Yes some LC's still recommend a beer to boost supply, it is the brewery yeast that seems to do it which is also in "lactation cookies". Don't let anyone make you feel guilty forgoing out and having a good time. You are a great mama, keep up the awesome nursing :D
I would have pumped some out for him in a heartbeat! However, my baby boy refuses a bottle, pacifier, etc. He doesn't like anything out of a sippy cup/straw cup except water. Also, he is highly allergic to milk/milk proteins. I have always had a high tolerance and I was just buzzing after the 6. Maybe its the German in me?...*poor attempt at humor* Anyway, I will not drink again while I am nursing and I made entirely sure it was out of my system. I did hours of research to ensure that I would not be breastfeeding my son under the influence. I have not had any alcohol prior to this night whilst pregnant or nursing. Also, I have been trying to break my son of nursing at night, as we are also trying to completely break him of cosleeping as well.
I will never advocate "drinking" while nursing to help increase production and that is not what I was trying to do. I will never forgive myself for this, though I do pride myself on making sure I did all the research I could to rectify the situation. I love my son, far more than my own, and I was just trying to something for myself for the first time in 2 years. However, simplistic and instant gratification isn't worth it in the long run.

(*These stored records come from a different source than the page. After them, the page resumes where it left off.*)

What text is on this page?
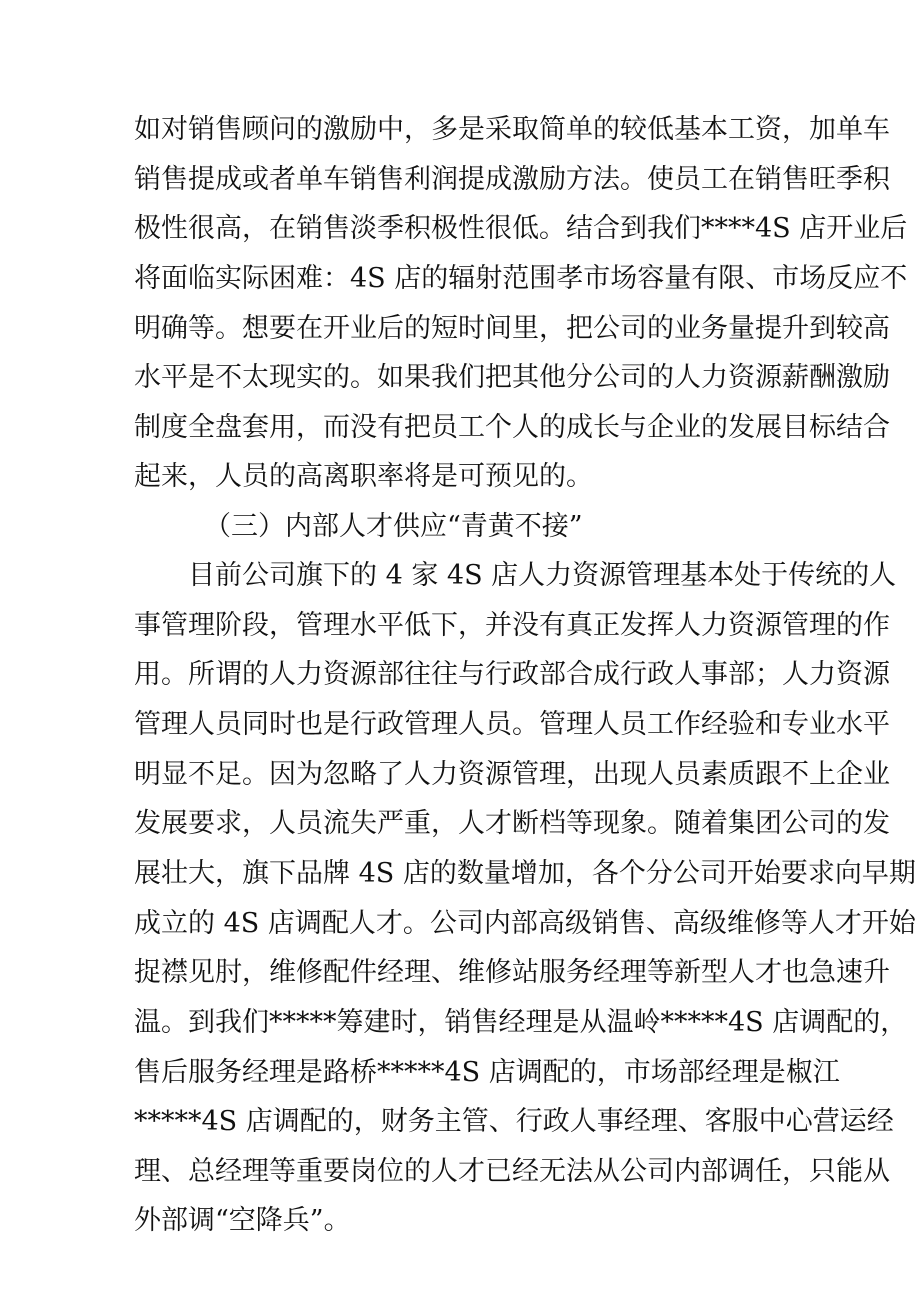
如对销售顾问的激励中，多是采取简单的较低基本工资，加单车
销售提成或者单车销售利润提成激励方法。使员工在销售旺季积
极性很高，在销售淡季积极性很低。结合到我们****4S 店开业后
将面临实际困难：4S 店的辐射范围孝市场容量有限、市场反应不
明确等。想要在开业后的短时间里，把公司的业务量提升到较高
水平是不太现实的。如果我们把其他分公司的人力资源薪酬激励
制度全盘套用，而没有把员工个人的成长与企业的发展目标结合
起来，人员的高离职率将是可预见的。
（三）内部人才供应“青黄不接”
目前公司旗下的 4 家 4S 店人力资源管理基本处于传统的人
事管理阶段，管理水平低下，并没有真正发挥人力资源管理的作
用。所谓的人力资源部往往与行政部合成行政人事部；人力资源
管理人员同时也是行政管理人员。管理人员工作经验和专业水平
明显不足。因为忽略了人力资源管理，出现人员素质跟不上企业
发展要求，人员流失严重，人才断档等现象。随着集团公司的发
展壮大，旗下品牌 4S 店的数量增加，各个分公司开始要求向早期
成立的 4S 店调配人才。公司内部高级销售、高级维修等人才开始
捉襟见肘，维修配件经理、维修站服务经理等新型人才也急速升
温。到我们*****筹建时，销售经理是从温岭*****4S 店调配的，
售后服务经理是路桥*****4S 店调配的，市场部经理是椒江
*****4S 店调配的，财务主管、行政人事经理、客服中心营运经
理、总经理等重要岗位的人才已经无法从公司内部调任，只能从
外部调“空降兵”。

I appreciate all the understanding and helpful advice. You women are absolutely amazing and I appreciate your time. <3
If you do "fall" into temptation during a special occasion, remember that your milk will not be permanently "tainted" and you can continue breastfeeding again. Drinking occasionally isn't a reason to quit nursing.
And about the bottle, have you tried offering a cup of breastmilk? This can be done at any age. (Google "spoon/cup feeding")

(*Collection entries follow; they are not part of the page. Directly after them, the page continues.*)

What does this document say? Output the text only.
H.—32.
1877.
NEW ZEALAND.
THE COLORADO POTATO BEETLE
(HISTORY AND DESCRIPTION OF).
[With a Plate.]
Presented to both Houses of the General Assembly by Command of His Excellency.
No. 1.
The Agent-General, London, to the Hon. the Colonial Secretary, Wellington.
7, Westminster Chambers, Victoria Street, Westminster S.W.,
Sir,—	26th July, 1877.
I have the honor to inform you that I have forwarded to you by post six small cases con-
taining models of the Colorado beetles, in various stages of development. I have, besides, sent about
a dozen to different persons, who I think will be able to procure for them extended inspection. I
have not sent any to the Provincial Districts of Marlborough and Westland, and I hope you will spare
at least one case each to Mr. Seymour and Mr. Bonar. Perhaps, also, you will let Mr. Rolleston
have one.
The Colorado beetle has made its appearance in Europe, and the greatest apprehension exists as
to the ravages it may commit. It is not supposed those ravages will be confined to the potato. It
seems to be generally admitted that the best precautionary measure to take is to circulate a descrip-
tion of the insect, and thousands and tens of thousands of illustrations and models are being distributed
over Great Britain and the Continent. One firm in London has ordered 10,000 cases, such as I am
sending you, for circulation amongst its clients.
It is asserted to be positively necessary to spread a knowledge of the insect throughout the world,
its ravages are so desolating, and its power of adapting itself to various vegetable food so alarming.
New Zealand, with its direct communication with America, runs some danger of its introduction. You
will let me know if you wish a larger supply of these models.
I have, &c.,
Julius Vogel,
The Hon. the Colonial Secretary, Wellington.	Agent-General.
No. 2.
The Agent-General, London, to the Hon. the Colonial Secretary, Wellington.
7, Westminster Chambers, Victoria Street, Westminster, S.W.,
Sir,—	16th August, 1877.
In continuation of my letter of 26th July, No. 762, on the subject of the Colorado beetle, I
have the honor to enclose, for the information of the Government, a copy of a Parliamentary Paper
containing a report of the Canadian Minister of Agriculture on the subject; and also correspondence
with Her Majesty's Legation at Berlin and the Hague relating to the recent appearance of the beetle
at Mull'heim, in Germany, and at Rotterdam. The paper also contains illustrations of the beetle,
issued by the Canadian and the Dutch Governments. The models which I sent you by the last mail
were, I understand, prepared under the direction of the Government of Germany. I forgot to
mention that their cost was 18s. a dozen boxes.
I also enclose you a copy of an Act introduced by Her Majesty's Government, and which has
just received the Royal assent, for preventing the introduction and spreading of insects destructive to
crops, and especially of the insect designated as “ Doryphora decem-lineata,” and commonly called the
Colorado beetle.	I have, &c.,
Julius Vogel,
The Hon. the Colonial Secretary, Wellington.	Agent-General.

I see that you have completely avoided answering the question so that you can trumpet your own opinions. You write as if you are a very educated person yet the content shows differently. There are articles for every side of the argument, most of which are far from peer-reviewed clinical journal article, which really are the only reliable bases for information in a world full of opinionated strongarms. Alcohol will metabolize out of your bloodstream if you'd like to have some cocktails. Mothering is probably the most selfless endeavor one can undertake and there is nothing wrong with taking some time to let loose on occasion so long as the baby is safe. Have a trusted sitter care for him/her if you want to be a little more than buzzed. Otherwise, evidence shows that after one standard drink, there isn't any harm in breastfeeding (it takes most mothers so long to do things that it'll likely be an entire hour before you finish that drink anyway! :-) ). For each drink within short spacing, allow a good 2 hours. Do your homework instead of trying to find real information on a forum where your subject to any Joe's opinion and crusade. Honestly if you are as concerned as you seem to be about this matter, you are a good mom and little chance of hurting your baby. It's ok to have some adult fun and I hope your research allows you to plan for a stress-free good time for both you and your baby!